Eurozone inflation falls to 9.2% in 2022 and confirms the downward trend


The harmonized inflation of the euro countries closed the month of last December at 9.2%, almost one point below the previous month, to confirm the downward trend that had begun at the end of 2022 after almost a year and a half of increases caused by gas and energy prices due to the conflict in Ukraine. Is about one of the biggest drops in prices in the Eurozone since the data became available, caused above all by the containment of energy costs in the last quarter of the year, as the pressure on Russian gas has subsided and despite the fact that the indices of most of the partners are still high community.

This cut for the second consecutive month opens the door to a future relaxation in the upward trend in interest rates that the European Central Bank (ECB)although it is still a very high rate to not apply more increases in the next meetings, the first of which is the next February 2. In fact, the European monetary authorities have already warned that they will maintain their policy of raising interest rates as long as the inflation data does not fall clearly and tends towards the ideal 2% annual rate that is targeted in the medium and long term. Despite this, the sharp drop of nine tenths confirms the opinion that ‘but it has already happened’ in the Eurozone economy after almost a year of war and energy conflict, with a reform of the energy market in the offing and a change in progress in gas supply and renewable generation.

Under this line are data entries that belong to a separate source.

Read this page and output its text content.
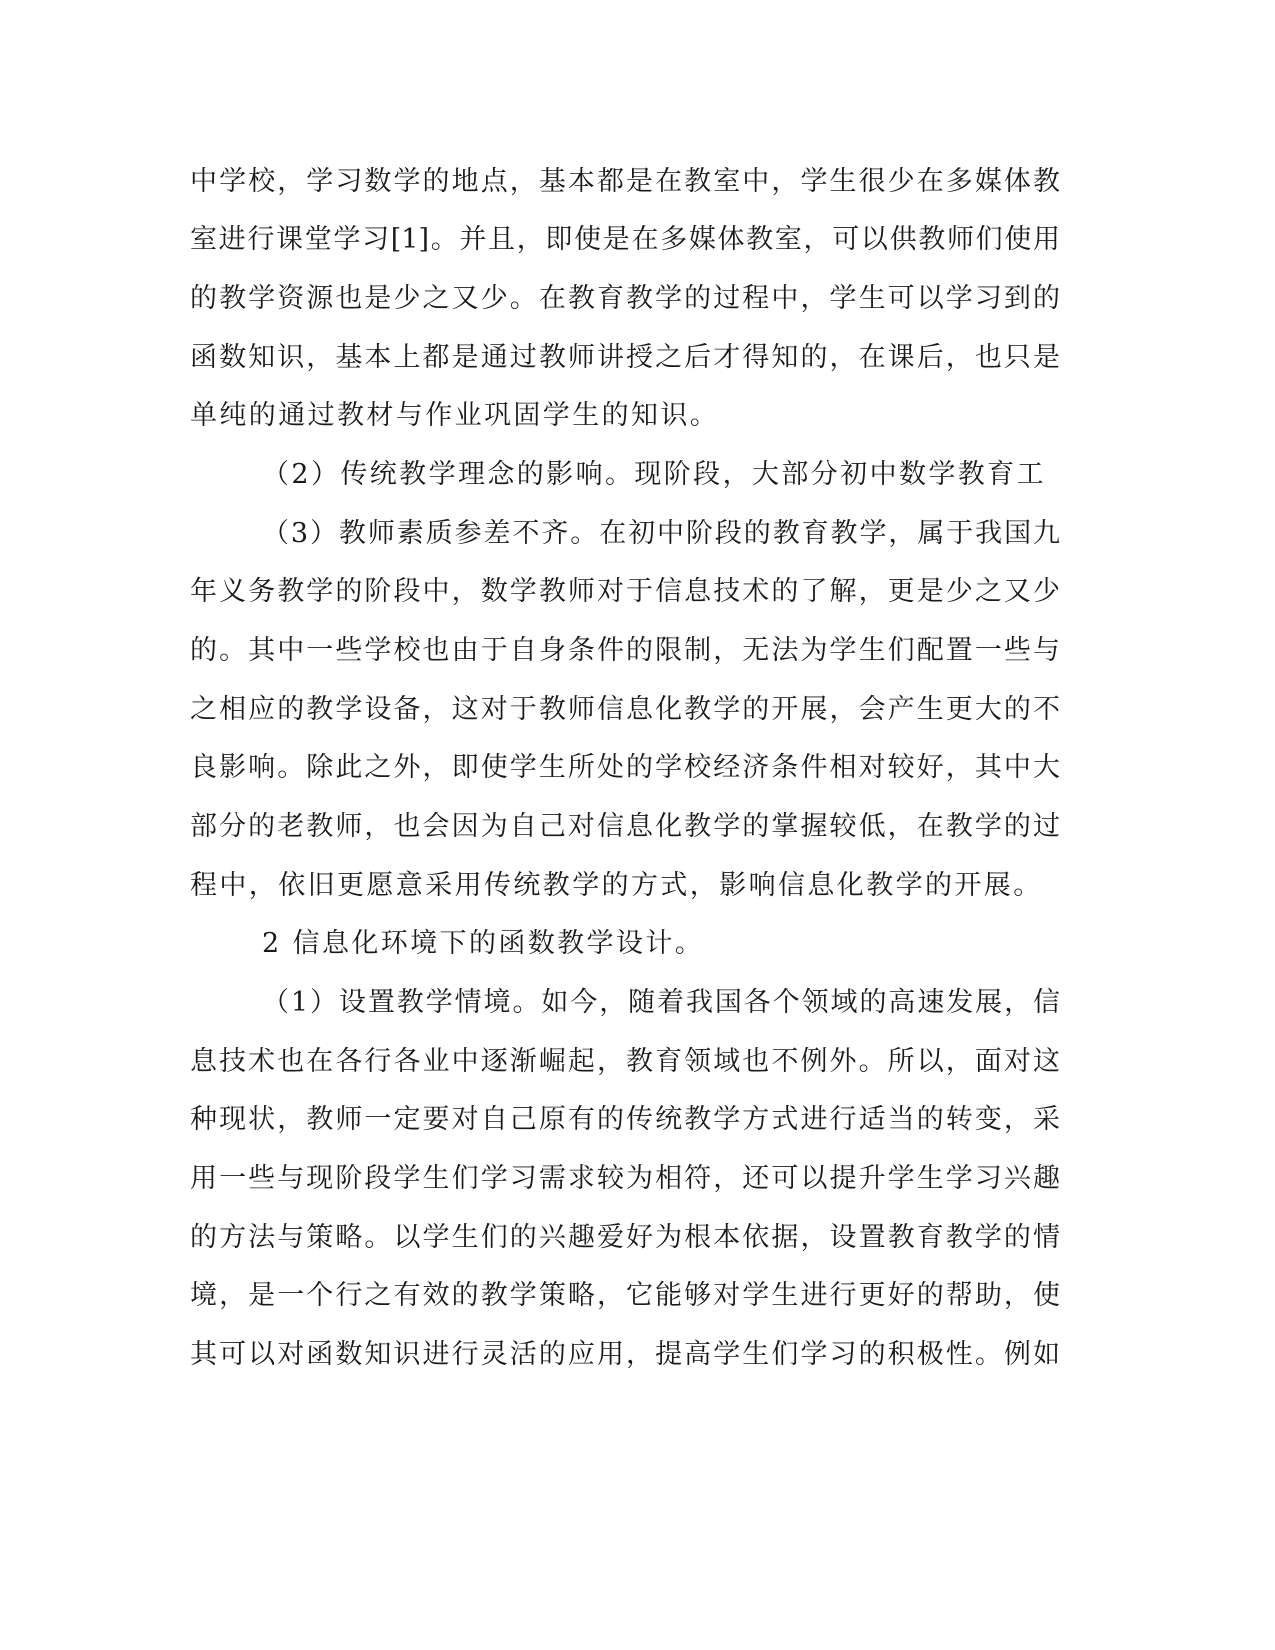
中学校，学习数学的地点，基本都是在教室中，学生很少在多媒体教
室进行课堂学习[1]。并且，即使是在多媒体教室，可以供教师们使用
的教学资源也是少之又少。在教育教学的过程中，学生可以学习到的
函数知识，基本上都是通过教师讲授之后才得知的，在课后，也只是
单纯的通过教材与作业巩固学生的知识。
（2）传统教学理念的影响。现阶段，大部分初中数学教育工
（3）教师素质参差不齐。在初中阶段的教育教学，属于我国九
年义务教学的阶段中，数学教师对于信息技术的了解，更是少之又少
的。其中一些学校也由于自身条件的限制，无法为学生们配置一些与
之相应的教学设备，这对于教师信息化教学的开展，会产生更大的不
良影响。除此之外，即使学生所处的学校经济条件相对较好，其中大
部分的老教师，也会因为自己对信息化教学的掌握较低，在教学的过
程中，依旧更愿意采用传统教学的方式，影响信息化教学的开展。
2 信息化环境下的函数教学设计。
（1）设置教学情境。如今，随着我国各个领域的高速发展，信
息技术也在各行各业中逐渐崛起，教育领域也不例外。所以，面对这
种现状，教师一定要对自己原有的传统教学方式进行适当的转变，采
用一些与现阶段学生们学习需求较为相符，还可以提升学生学习兴趣
的方法与策略。以学生们的兴趣爱好为根本依据，设置教育教学的情
境，是一个行之有效的教学策略，它能够对学生进行更好的帮助，使
其可以对函数知识进行灵活的应用，提高学生们学习的积极性。例如
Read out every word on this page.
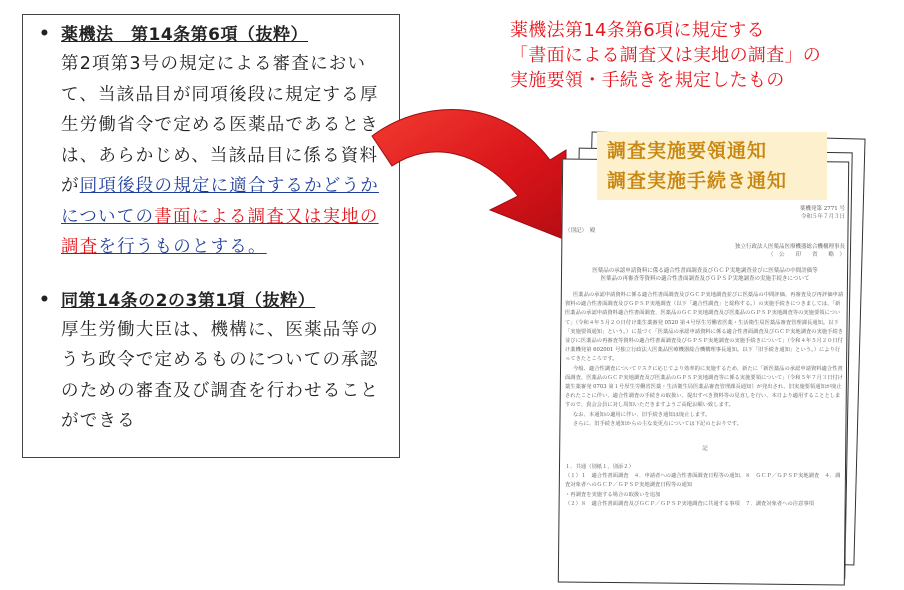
• 薬機法　第14条第6項（抜粋）
第2項第3号の規定による審査において、当該品目が同項後段に規定する厚生労働省令で定める医薬品であるときは、あらかじめ、当該品目に係る資料が同項後段の規定に適合するかどうかについての書面による調査又は実地の調査を行うものとする。
• 同第14条の2の3第1項（抜粋）
厚生労働大臣は、機構に、医薬品等のうち政令で定めるものについての承認のための審査及び調査を行わせることができる
薬機法第14条第6項に規定する
「書面による調査又は実地の調査」の
実施要領・手続きを規定したもの
調査実施要領通知
調査実施手続き通知
薬機発第 2771 号
令和５年７月３日
（別記）　殿
独立行政法人医薬品医療機器総合機構理事長
（　公　　印　　省　　略　）
医薬品の承認申請資料に係る適合性書面調査及びＧＣＰ実地調査並びに医薬品の中間評価等
医薬品の再審査等資料の適合性書面調査及びＧＰＳＰ実地調査の実施手続きについて

医薬品の承認申請資料に係る適合性書面調査及びＧＣＰ実地調査並びに医薬品の中間評価、再審査及び再評価申請資料の適合性書面調査及びＧＰＳＰ実地調査（以下「適合性調査」と総称する。）の実施手続きにつきましては、「新医薬品の承認申請資料適合性書面調査、医薬品のＧＣＰ実地調査及び医薬品のＧＰＳＰ実地調査等の実施要領について」（令和４年５月２０日付け薬生薬審発 0520 第４号厚生労働省医薬・生活衛生局医薬品審査管理課長通知。以下「実施要領通知」という。）に基づく「医薬品の承認申請資料に係る適合性書面調査及びＧＣＰ実地調査の実施手続き並びに医薬品の再審査等資料の適合性書面調査及びＧＰＳＰ実地調査の実施手続きについて」（令和４年５月２０日付け薬機発第 602001 号独立行政法人医薬品医療機器総合機構理事長通知。以下「旧手続き通知」という。）により行ってきたところです。

今般、適合性調査についてリスクに応じてより効率的に実施するため、新たに「新医薬品の承認申請資料適合性書面調査、医薬品のＧＣＰ実地調査及び医薬品のＧＰＳＰ実地調査等に係る実施要領について」（令和５年７月３日付け薬生薬審発 0703 第１号厚生労働省医薬・生活衛生局医薬品審査管理課長通知）が発出され、旧実施要領通知が廃止されたことに伴い、適合性調査の手続きの取扱い、提出すべき資料等の見直しを行い、本日より適用することとしますので、貴会会員に対し周知いただきますようご高配お願い致します。

なお、本通知の適用に伴い、旧手続き通知は廃止します。

さらに、旧手続き通知からの主な変更点については下記のとおりです。

記
１．共通（別紙１、別添２）
（１）１　適合性書面調査　４．申請者への適合性書面調査日程等の通知、８　ＧＣＰ／ＧＰＳＰ実地調査　４．調査対象者へのＧＣＰ／ＧＰＳＰ実地調査日程等の通知
・再調査を実施する場合の取扱いを追加
（２）８　適合性書面調査及びＧＣＰ／ＧＰＳＰ実地調査に共通する事項　７．調査対象者への注意事項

If the components of European inflation in December published this Friday by Eurostat provisionally are analyzed, the area that most influences the rise in prices continues to be energy, with a annual ratio of 25.7%which although it marks the difference with the others, represents a cut of almost ten points over the previous month and is the direct cause of the reduction that has been achieved at the end of the year.

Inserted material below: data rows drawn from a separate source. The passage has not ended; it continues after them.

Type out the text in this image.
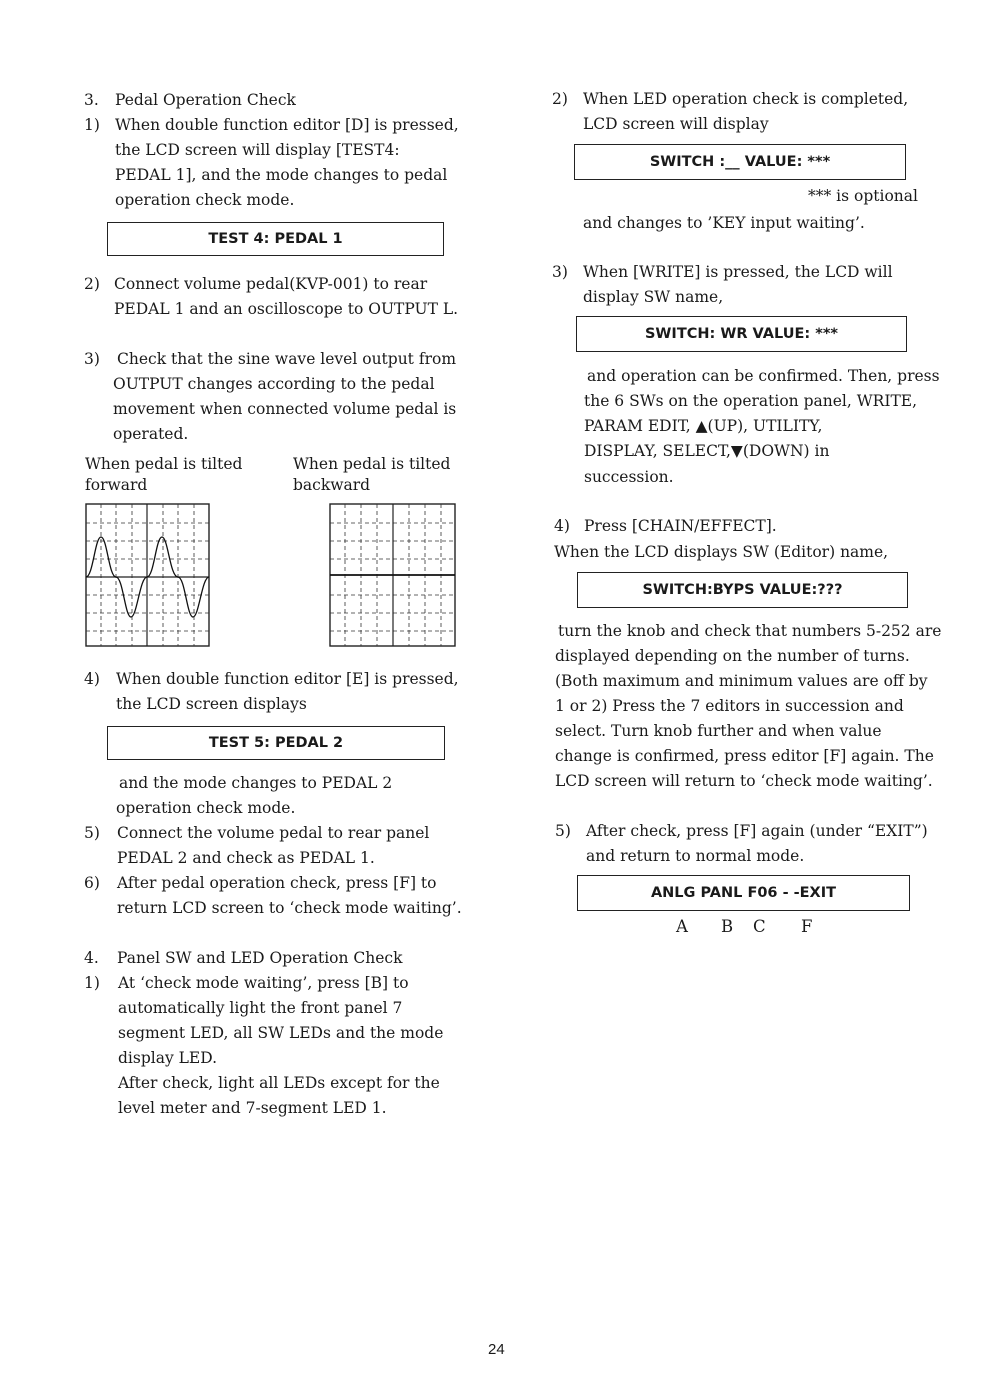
3. Pedal Operation Check
1) When double function editor [D] is pressed,
the LCD screen will display [TEST4:
PEDAL 1], and the mode changes to pedal
operation check mode.
TEST 4: PEDAL 1
2) Connect volume pedal(KVP-001) to rear
PEDAL 1 and an oscilloscope to OUTPUT L.
3) Check that the sine wave level output from
OUTPUT changes according to the pedal
movement when connected volume pedal is
operated.
When pedal is tilted
forward
When pedal is tilted
backward
4) When double function editor [E] is pressed,
the LCD screen displays
TEST 5: PEDAL 2
and the mode changes to PEDAL 2
operation check mode.
5) Connect the volume pedal to rear panel
PEDAL 2 and check as PEDAL 1.
6) After pedal operation check, press [F] to
return LCD screen to ‘check mode waiting’.
4. Panel SW and LED Operation Check
1) At ‘check mode waiting’, press [B] to
automatically light the front panel 7
segment LED, all SW LEDs and the mode
display LED.
After check, light all LEDs except for the
level meter and 7-segment LED 1.
2) When LED operation check is completed,
LCD screen will display
SWITCH :__ VALUE: ***
*** is optional
and changes to ’KEY input waiting’.
3) When [WRITE] is pressed, the LCD will
display SW name,
SWITCH: WR VALUE: ***
and operation can be confirmed. Then, press
the 6 SWs on the operation panel, WRITE,
PARAM EDIT, ▲(UP), UTILITY,
DISPLAY, SELECT,▼(DOWN) in
succession.
4) Press [CHAIN/EFFECT].
When the LCD displays SW (Editor) name,
SWITCH:BYPS VALUE:???
turn the knob and check that numbers 5-252 are
displayed depending on the number of turns.
(Both maximum and minimum values are off by
1 or 2) Press the 7 editors in succession and
select. Turn knob further and when value
change is confirmed, press editor [F] again. The
LCD screen will return to ‘check mode waiting’.
5) After check, press [F] again (under “EXIT”)
and return to normal mode.
ANLG PANL F06 - -EXIT
A B C F
24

As usually happens in each of the member countries of the euro, behind the pressure of energy, the prices that most affect inflation are the food, tobacco and alcoholwhich in the month of December have grown even two tenths over November and mark a rate of 13.8%. This strength of energy and food means that if they are excluded from the general data, the core inflation of the euro countries remains at 6.9%, a figure that is still too high to contain the rise in rates. In fact, core inflation in the EU stands at 5.2%, a figure that stops any hint of easing at the ECB.

under Russian dependency

As has been the case since the conflict began in Ukraine, the euro countries most dependent on Russian gas maintain much higher inflation rates than the rest, twice the average or more. It is the case of Slovakia, Latvia, Lithuania and Estonia, with data ranging from 15 to 20%. Between 10 and 11%, still above the average, are economies of the importance of Italy (12%), Belgium and the Netherlands, together with Austria and Slovenia, while the rest of the nineteen countries in the Eurozone at the end of last year remained in single digits and, for the most part, below the 9.2% average that has advanced Eurostat. When the data for January comes out, to that euro group must be added Croatia.

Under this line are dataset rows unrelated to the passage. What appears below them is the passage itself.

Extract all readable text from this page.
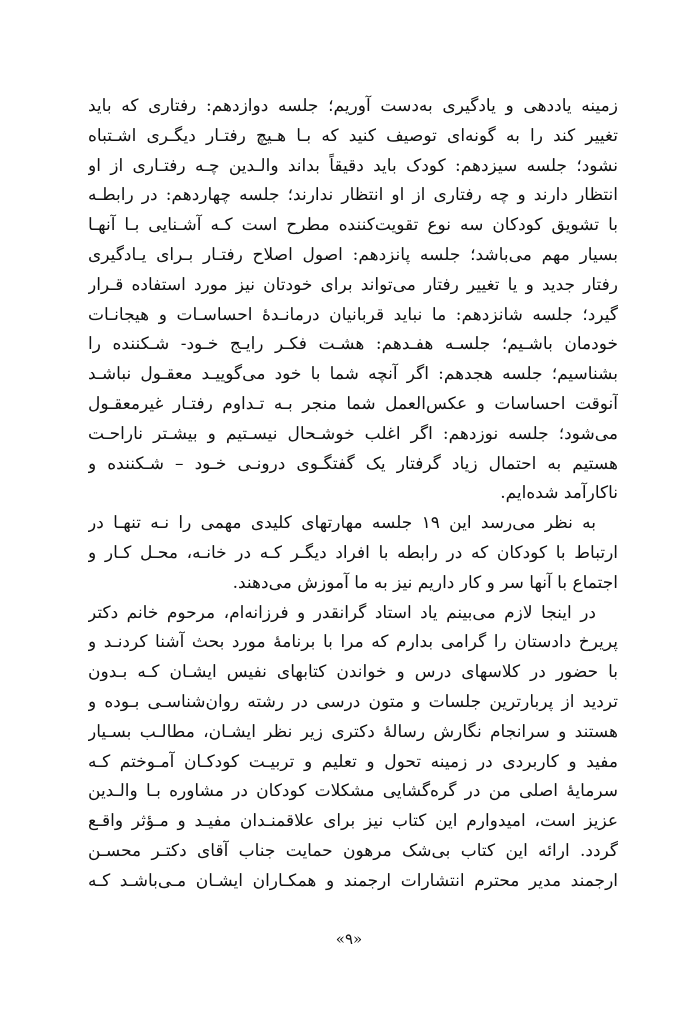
زمینه یاددهی و یادگیری به‌دست آوریم؛ جلسه دوازدهم: رفتاری که باید
تغییر کند را به گونه‌ای توصیف کنید که بـا هـیچ رفتـار دیگـری اشـتباه
نشود؛ جلسه سیزدهم: کودک باید دقیقاً بداند والـدین چـه رفتـاری از او
انتظار دارند و چه رفتاری از او انتظار ندارند؛ جلسه چهاردهم: در رابطـه
با تشویق کودکان سه نوع تقویت‌کننده مطرح است کـه آشـنایی بـا آنهـا
بسیار مهم می‌باشد؛ جلسه پانزدهم: اصول اصلاح رفتـار بـرای یـادگیری
رفتار جدید و یا تغییر رفتار می‌تواند برای خودتان نیز مورد استفاده قـرار
گیرد؛ جلسه شانزدهم: ما نباید قربانیان درمانـدهٔ احساسـات و هیجانـات
خودمان باشـیم؛ جلسـه هفـدهم: هشـت فکـر رایـج خـود- شـکننده را
بشناسیم؛ جلسه هجدهم: اگر آنچه شما با خود می‌گوییـد معقـول نباشـد
آنوقت احساسات و عکس‌العمل شما منجر بـه تـداوم رفتـار غیرمعقـول
می‌شود؛ جلسه نوزدهم: اگر اغلب خوشـحال نیسـتیم و بیشـتر ناراحـت
هستیم به احتمال زیاد گرفتار یک گفتگـوی درونـی خـود – شـکننده و
ناکارآمد شده‌ایم.
به نظر می‌رسد این ۱۹ جلسه مهارتهای کلیدی مهمی را نـه تنهـا در
ارتباط با کودکان که در رابطه با افراد دیگـر کـه در خانـه، محـل کـار و
اجتماع با آنها سر و کار داریم نیز به ما آموزش می‌دهند.
در اینجا لازم می‌بینم یاد استاد گرانقدر و فرزانه‌ام، مرحوم خانم دکتر
پریرخ دادستان را گرامی بدارم که مرا با برنامهٔ مورد بحث آشنا کردنـد و
با حضور در کلاسهای درس و خواندن کتابهای نفیس ایشـان کـه بـدون
تردید از پربارترین جلسات و متون درسی در رشته روان‌شناسـی بـوده و
هستند و سرانجام نگارش رسالهٔ دکتری زیر نظر ایشـان، مطالـب بسـیار
مفید و کاربردی در زمینه تحول و تعلیم و تربیـت کودکـان آمـوختم کـه
سرمایهٔ اصلی من در گره‌گشایی مشکلات کودکان در مشاوره بـا والـدین
عزیز است، امیدوارم این کتاب نیز برای علاقمنـدان مفیـد و مـؤثر واقـع
گردد. ارائه این کتاب بی‌شک مرهون حمایت جناب آقای دکتـر محسـن
ارجمند مدیر محترم انتشارات ارجمند و همکـاران ایشـان مـی‌باشـد کـه
«۹»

Spain maintains 5.6% harmonized inflation and confirms the lower pressure that energy prices have had on its economy compared to the rest of the Eurozone. They are 3.6 percentage points below the average, four less than in Germany and half of other euro economies, such as Italy or the Netherlands, something that is beneficial for export competitiveness. Even so, the pressure of food in our country means that these differences are not clearly noticeable in the structural data of underlying inflation.

The December cut in European prices removes the specter of the high differential that is being generated with inflation in USAwhich closed November at 7.1% and, in the absence of knowing next week the closing data for 2022, threatened to be double in Europe. It is significant that the Federal Reserve has not changed its upward rate policy -it will exceed 5%- despite the downward trend in the data, focused on stopping the escalation of prices until leaving them at 2%, even if this means putting the economy in a technical recession. This fact also puts pressure on the ECB, which has raised the price of money from 0 to 2.5% in less than a year, and which aims to reach 4% this year if prices are not clearly relaxed much more. although that could also lead to a recession.

Leave A Reply

Your email address will not be published.